Former-Defense Minister L’ubomír Galko of the opposition Freedom and Solidarity party accused the Ministry of Defense of a lack of transparency regarding purchases of military technology. He suspects that the ministry delayed the replacement in order to use Russian machines for as long as possible.
Gajdoš rejected the accusation, acknowledging that the sanctions imposed on Russia complicate the trade but reassuring that the ministry works to benefit Slovaks.
Slovak soldiers participate actively in conflicts in Afghanistan and Iraq, as well as in NATO’s Visegrad Group Defense Cooperation. Yet many of Slovakia’s planned purchases are already outdated, even as many of the army’s weapons systems reach the end of their designated lifespans. “The army is in a bad state. It does not attract new blood, and the elites of the Slovak Armed Forces are leaving, and this affects the basic security of our country,” said political commentator Martin Dubéci.
Gajdoš signed a memorandum of intent for Slovakia to join the Permanent Structured Cooperation (PESCO) agreement in November 2017 and said then that the Slovak Armed Forces would undergo numerous modernization projects. “PESCO creates leeway for using these forces in a more streamlined manner, such as in research and development and the joint procurement of military equipment,” he said. He also believes that PESCO provides opportunities for more involvement in international projects.

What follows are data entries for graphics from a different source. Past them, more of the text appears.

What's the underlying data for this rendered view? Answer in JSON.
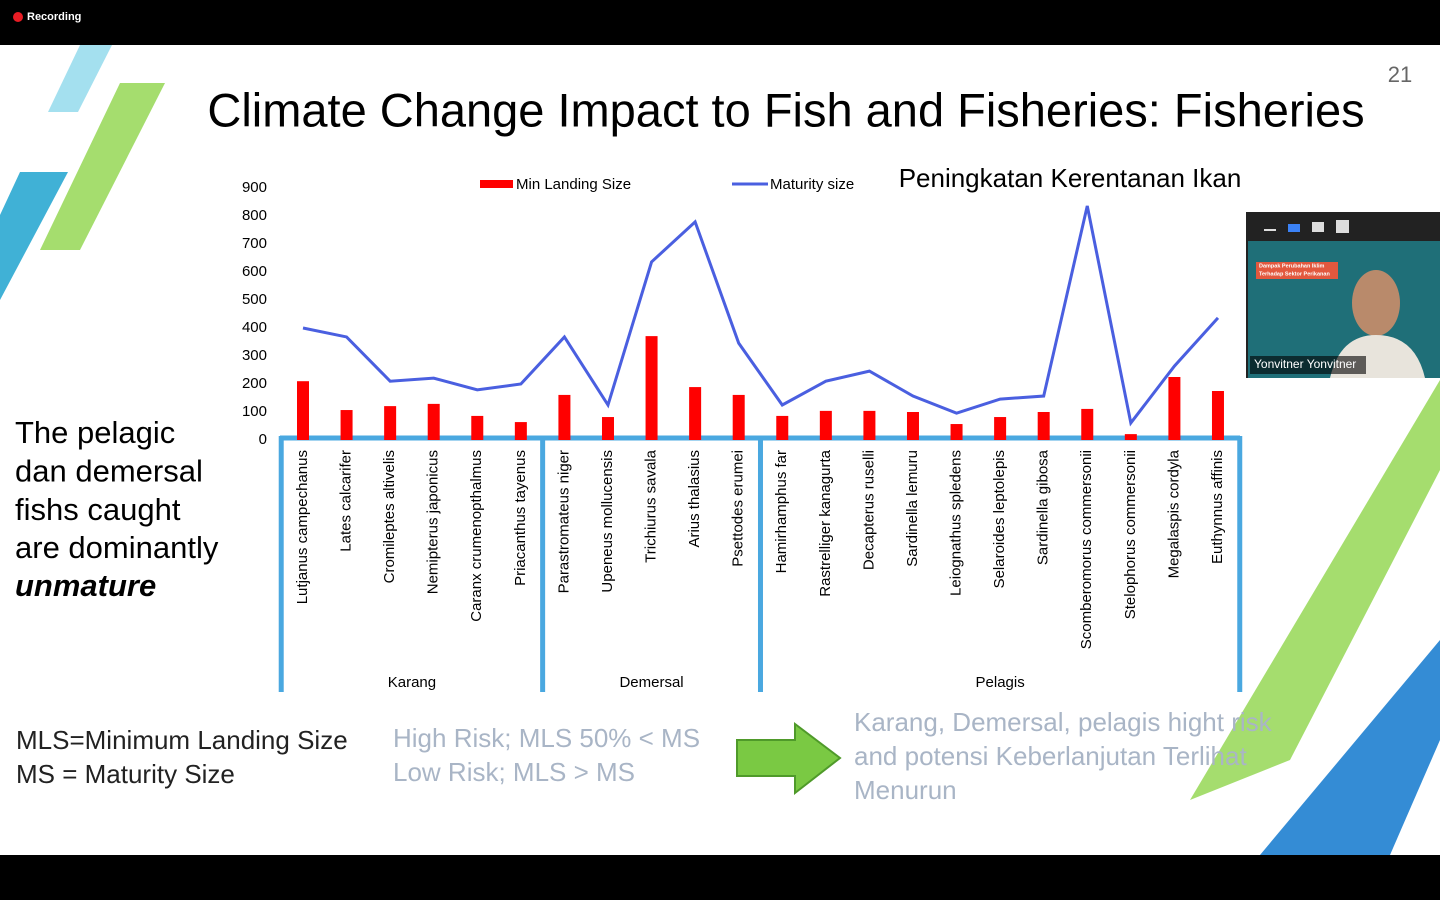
{
  "recording": "Recording",
  "slide_number": 21,
  "title": "Climate Change Impact to Fish and Fisheries: Fisheries",
  "note": {
    "lines": [
      "The pelagic",
      "dan demersal",
      "fishs caught",
      "are dominantly"
    ],
    "emphasis": "unmature"
  },
  "definitions": [
    "MLS=Minimum Landing Size",
    "MS = Maturity Size"
  ],
  "risk": [
    "High Risk; MLS 50% < MS",
    "Low Risk; MLS > MS"
  ],
  "conclusion": [
    "Karang, Demersal, pelagis hight risk",
    "and potensi Keberlanjutan Terlihat",
    "Menurun"
  ],
  "video": {
    "slide_lines": [
      "Dampak Perubahan Iklim",
      "Terhadap Sektor Perikanan"
    ],
    "name": "Yonvitner Yonvitner"
  },
  "chart_data": {
    "type": "combo",
    "subtitle": "Peningkatan Kerentanan Ikan",
    "categories": [
      "Lutjanus campechanus",
      "Lates calcarifer",
      "Cromileptes altivelis",
      "Nemipterus japonicus",
      "Caranx crumenopthalmus",
      "Priacanthus tayenus",
      "Parastromateus niger",
      "Upeneus mollucensis",
      "Trichiurus savala",
      "Arius thalasius",
      "Psettodes erumei",
      "Hamirhamphus far",
      "Rastrelliger kanagurta",
      "Decapterus ruselli",
      "Sardinella lemuru",
      "Leiognathus spledens",
      "Selaroides leptolepis",
      "Sardinella gibosa",
      "Scomberomorus commersonii",
      "Stelophorus commersonii",
      "Megalaspis cordyla",
      "Euthynnus affinis"
    ],
    "groups": [
      "Karang",
      "Karang",
      "Karang",
      "Karang",
      "Karang",
      "Karang",
      "Demersal",
      "Demersal",
      "Demersal",
      "Demersal",
      "Demersal",
      "Pelagis",
      "Pelagis",
      "Pelagis",
      "Pelagis",
      "Pelagis",
      "Pelagis",
      "Pelagis",
      "Pelagis",
      "Pelagis",
      "Pelagis",
      "Pelagis"
    ],
    "series": [
      {
        "name": "Min Landing Size",
        "style": "bar",
        "color": "#ff0000",
        "values": [
          210,
          107,
          121,
          129,
          86,
          64,
          161,
          82,
          371,
          189,
          161,
          86,
          104,
          104,
          100,
          57,
          82,
          100,
          111,
          21,
          225,
          175
        ]
      },
      {
        "name": "Maturity size",
        "style": "line",
        "color": "#4a5fe0",
        "values": [
          400,
          368,
          210,
          221,
          179,
          200,
          368,
          125,
          636,
          779,
          346,
          125,
          210,
          246,
          157,
          96,
          146,
          157,
          836,
          61,
          264,
          436
        ]
      }
    ],
    "ylim": [
      0,
      900
    ],
    "yticks": [
      0,
      100,
      200,
      300,
      400,
      500,
      600,
      700,
      800,
      900
    ],
    "group_color": "#4aa8e0"
  }
}
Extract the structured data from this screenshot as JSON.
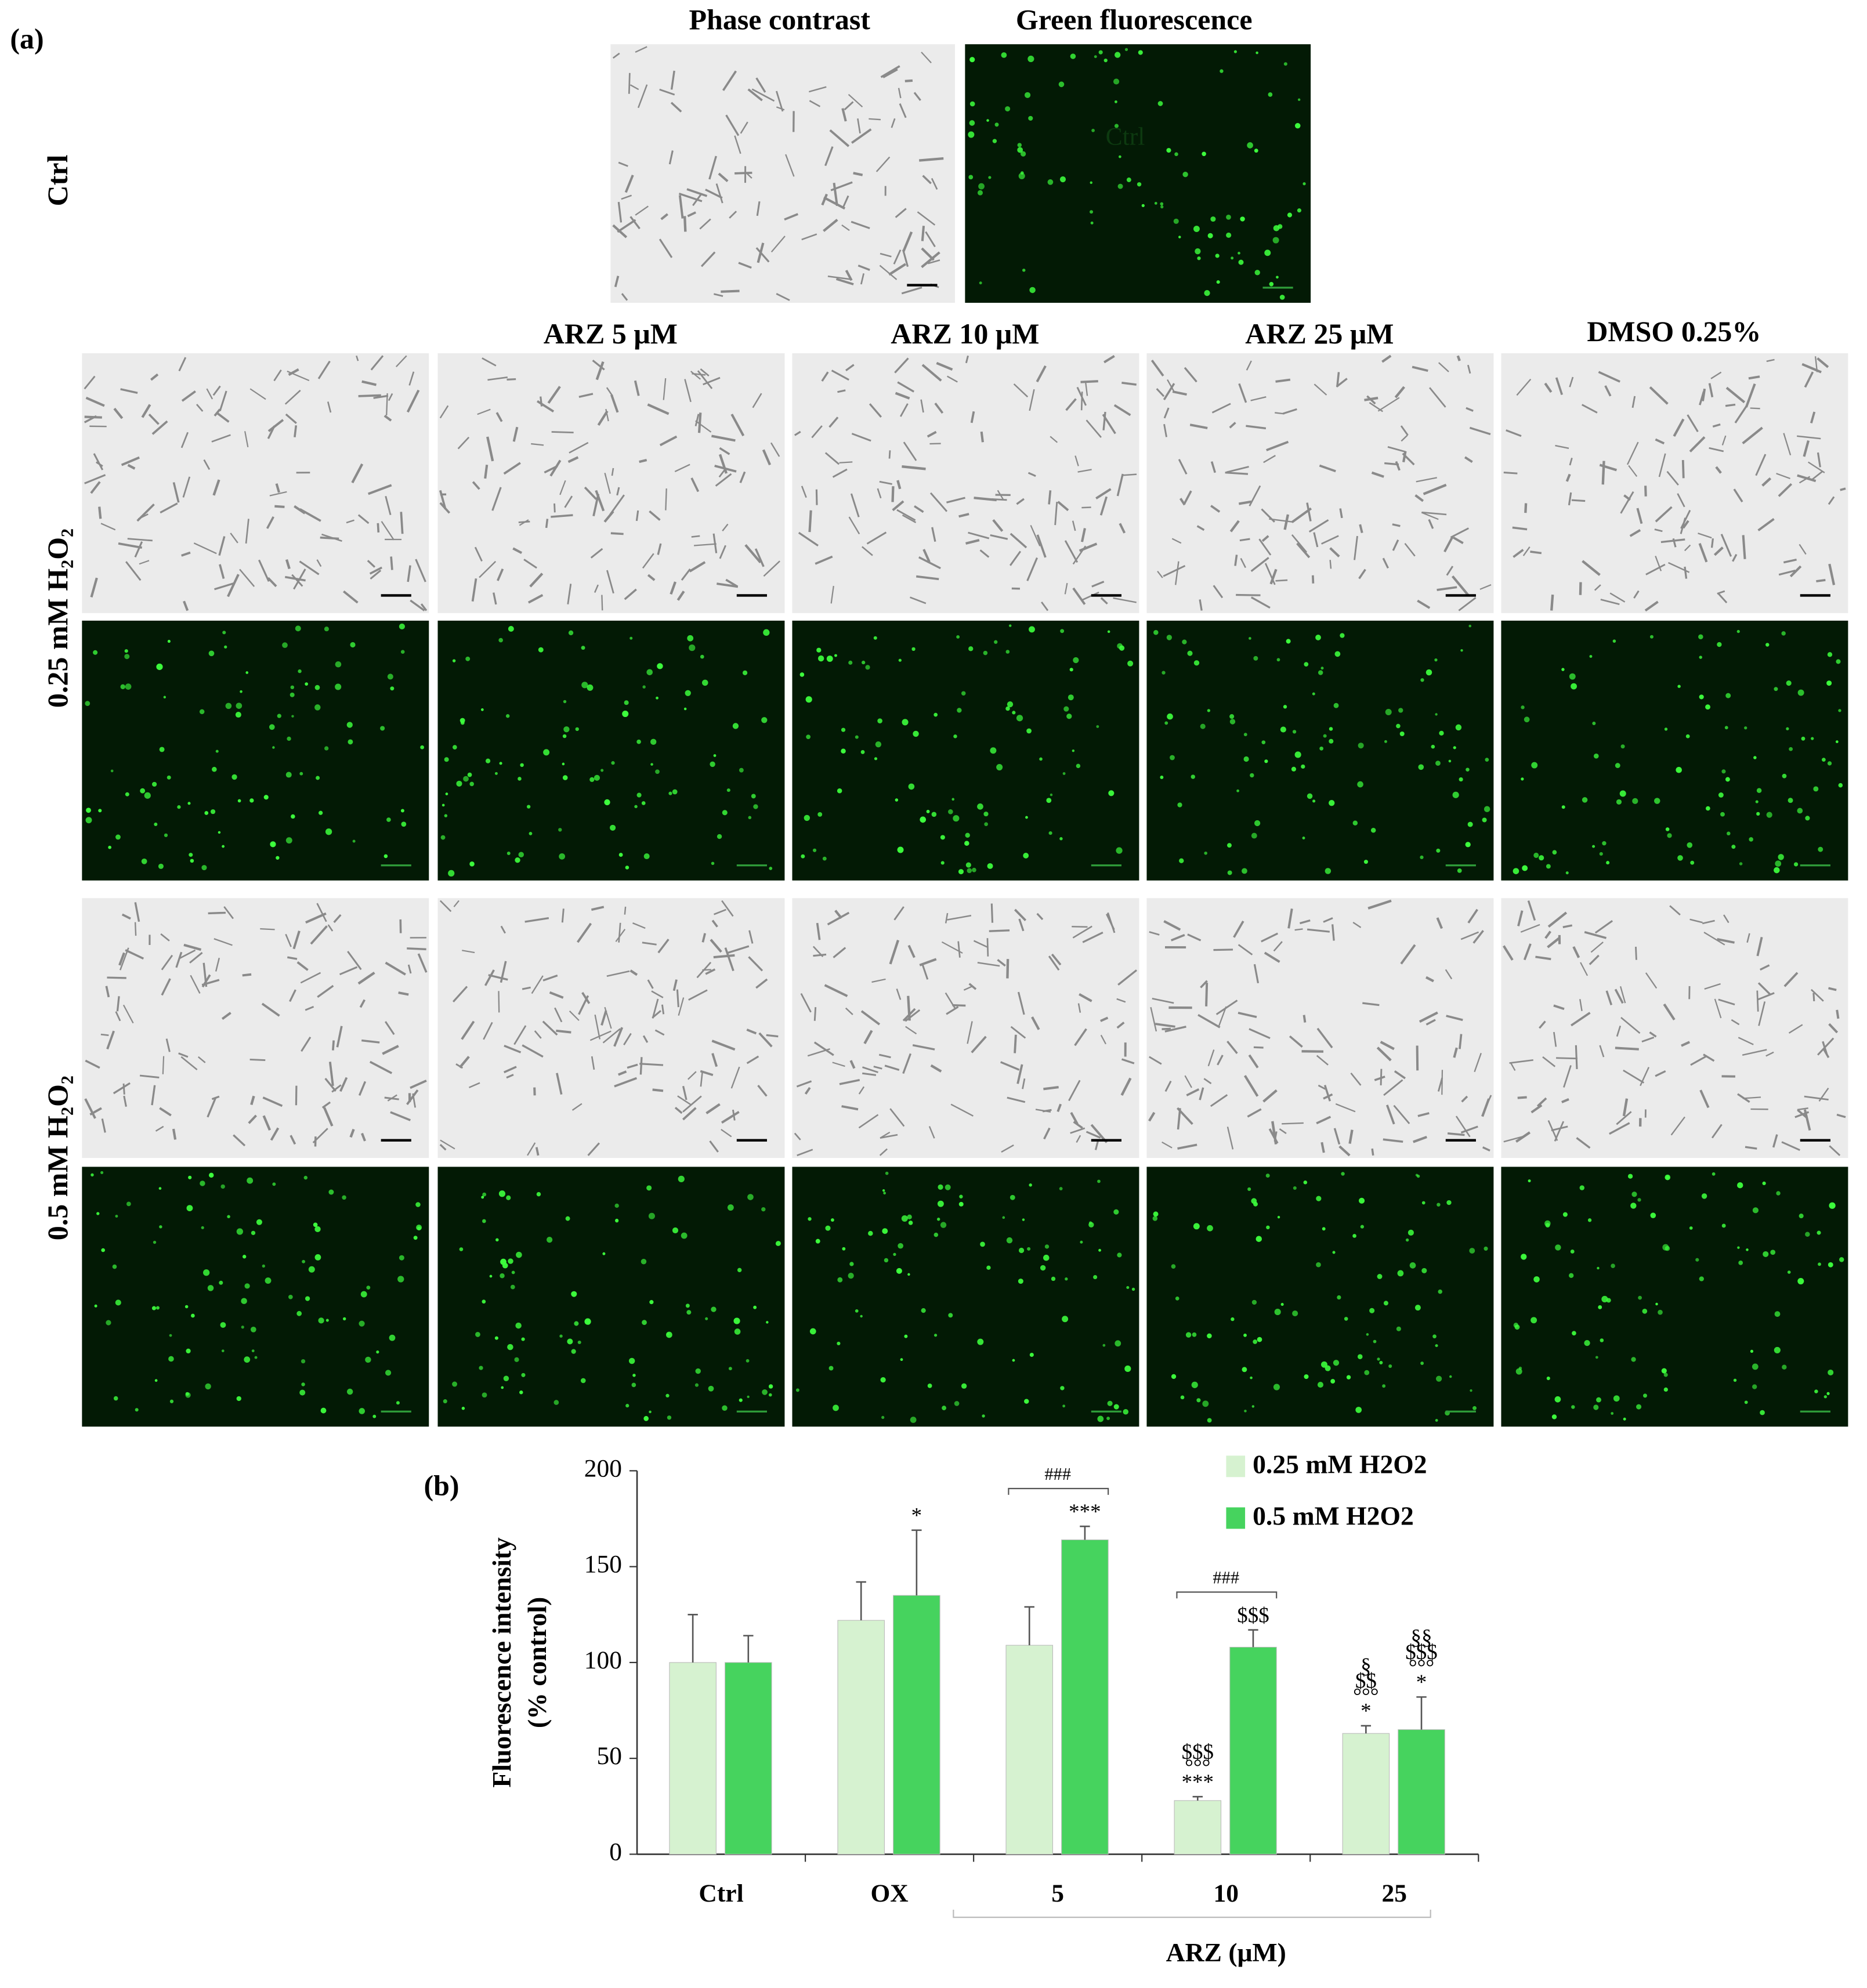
{
  "panel_a": {
    "label": "(a)",
    "top_headers": [
      "Phase contrast",
      "Green fluorescence"
    ],
    "top_row_label": "Ctrl",
    "overlay_text": "Ctrl",
    "column_headers": [
      "ARZ 5 μM",
      "ARZ 10 μM",
      "ARZ 25 μM",
      "DMSO 0.25%"
    ],
    "row_labels": [
      "0.25 mM H₂O₂",
      "0.5 mM H₂O₂"
    ]
  },
  "chart_data": {
    "type": "bar",
    "panel_label": "(b)",
    "ylabel": [
      "Fluorescence intensity",
      "(% control)"
    ],
    "xlabel": "ARZ (μM)",
    "categories": [
      "Ctrl",
      "OX",
      "5",
      "10",
      "25"
    ],
    "series": [
      {
        "name": "0.25 mM H2O2",
        "color": "#d6f2d0",
        "values": [
          100,
          122,
          109,
          28,
          63
        ],
        "errors": [
          25,
          20,
          20,
          2,
          4
        ],
        "significance": [
          null,
          null,
          null,
          [
            "***",
            "°°°",
            "$$$"
          ],
          [
            "*",
            "°°°",
            "$$",
            "§"
          ]
        ]
      },
      {
        "name": "0.5 mM H2O2",
        "color": "#46d35e",
        "values": [
          100,
          135,
          164,
          108,
          65
        ],
        "errors": [
          14,
          34,
          7,
          9,
          17
        ],
        "significance": [
          null,
          [
            "*"
          ],
          [
            "***"
          ],
          [
            "$$$"
          ],
          [
            "*",
            "°°°",
            "$$$",
            "§§"
          ]
        ]
      }
    ],
    "brackets": [
      null,
      null,
      "###",
      "###",
      null
    ],
    "ylim": [
      0,
      200
    ],
    "yticks": [
      0,
      50,
      100,
      150,
      200
    ]
  }
}
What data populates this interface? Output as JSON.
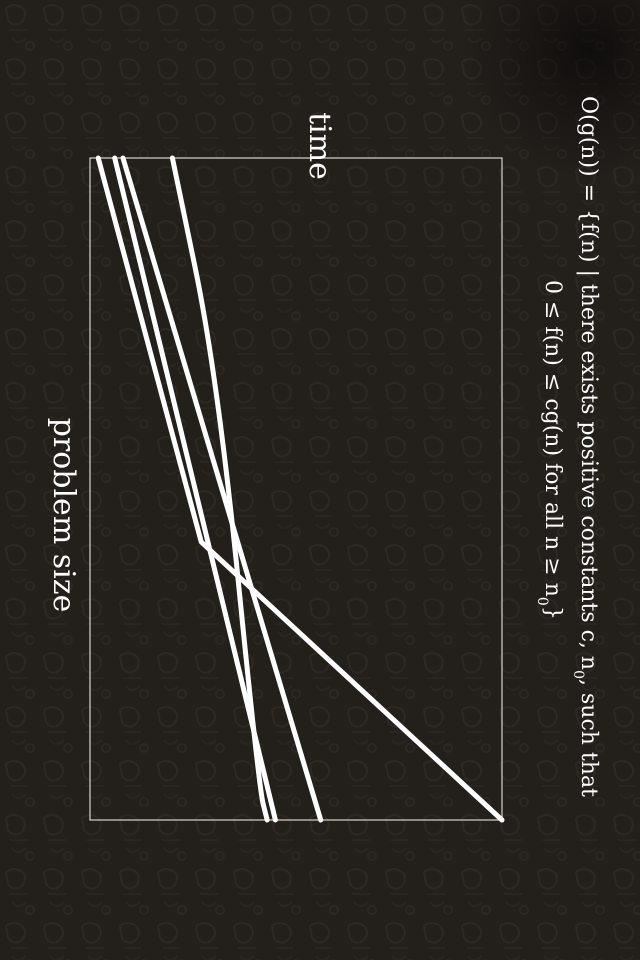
{
  "chart_data": {
    "type": "line",
    "orientation": "rotated-90-clockwise",
    "xlabel": "problem size",
    "ylabel": "time",
    "formula": {
      "line1_parts": [
        "O(g(n)) = {f(n) | there exists positive constants c, n",
        "0",
        ", such that"
      ],
      "line2_parts": [
        "0 ≤ f(n) ≤ cg(n) for all n ≥ n",
        "0",
        "}"
      ]
    },
    "xlim": [
      0,
      1
    ],
    "ylim": [
      0,
      1
    ],
    "grid": false,
    "legend": "none",
    "series": [
      {
        "values": [
          [
            0.0,
            0.98
          ],
          [
            0.58,
            0.73
          ],
          [
            1.0,
            0.0
          ]
        ]
      },
      {
        "values": [
          [
            0.0,
            0.8
          ],
          [
            0.33,
            0.69
          ],
          [
            0.95,
            0.59
          ],
          [
            1.0,
            0.57
          ]
        ]
      },
      {
        "values": [
          [
            0.0,
            0.92
          ],
          [
            1.0,
            0.44
          ]
        ]
      },
      {
        "values": [
          [
            0.0,
            0.94
          ],
          [
            1.0,
            0.55
          ]
        ]
      }
    ],
    "colors": {
      "background": "#231f1b",
      "line": "#ffffff",
      "frame": "#d8d4cc",
      "text": "#ffffff"
    }
  }
}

During a meeting on February 5, Gajdoš also assured U.S. Ambassador to Slovakia Adam Sterling that the army will adopt a pro-Atlantic and pro-European modernization plan. A week later on February 14, after meeting other NATO defense ministers in Brussels, he announced an increase in military expenditure to reach 1.6 percent of GDP in 2020 and the NATO target of two percent in 2024.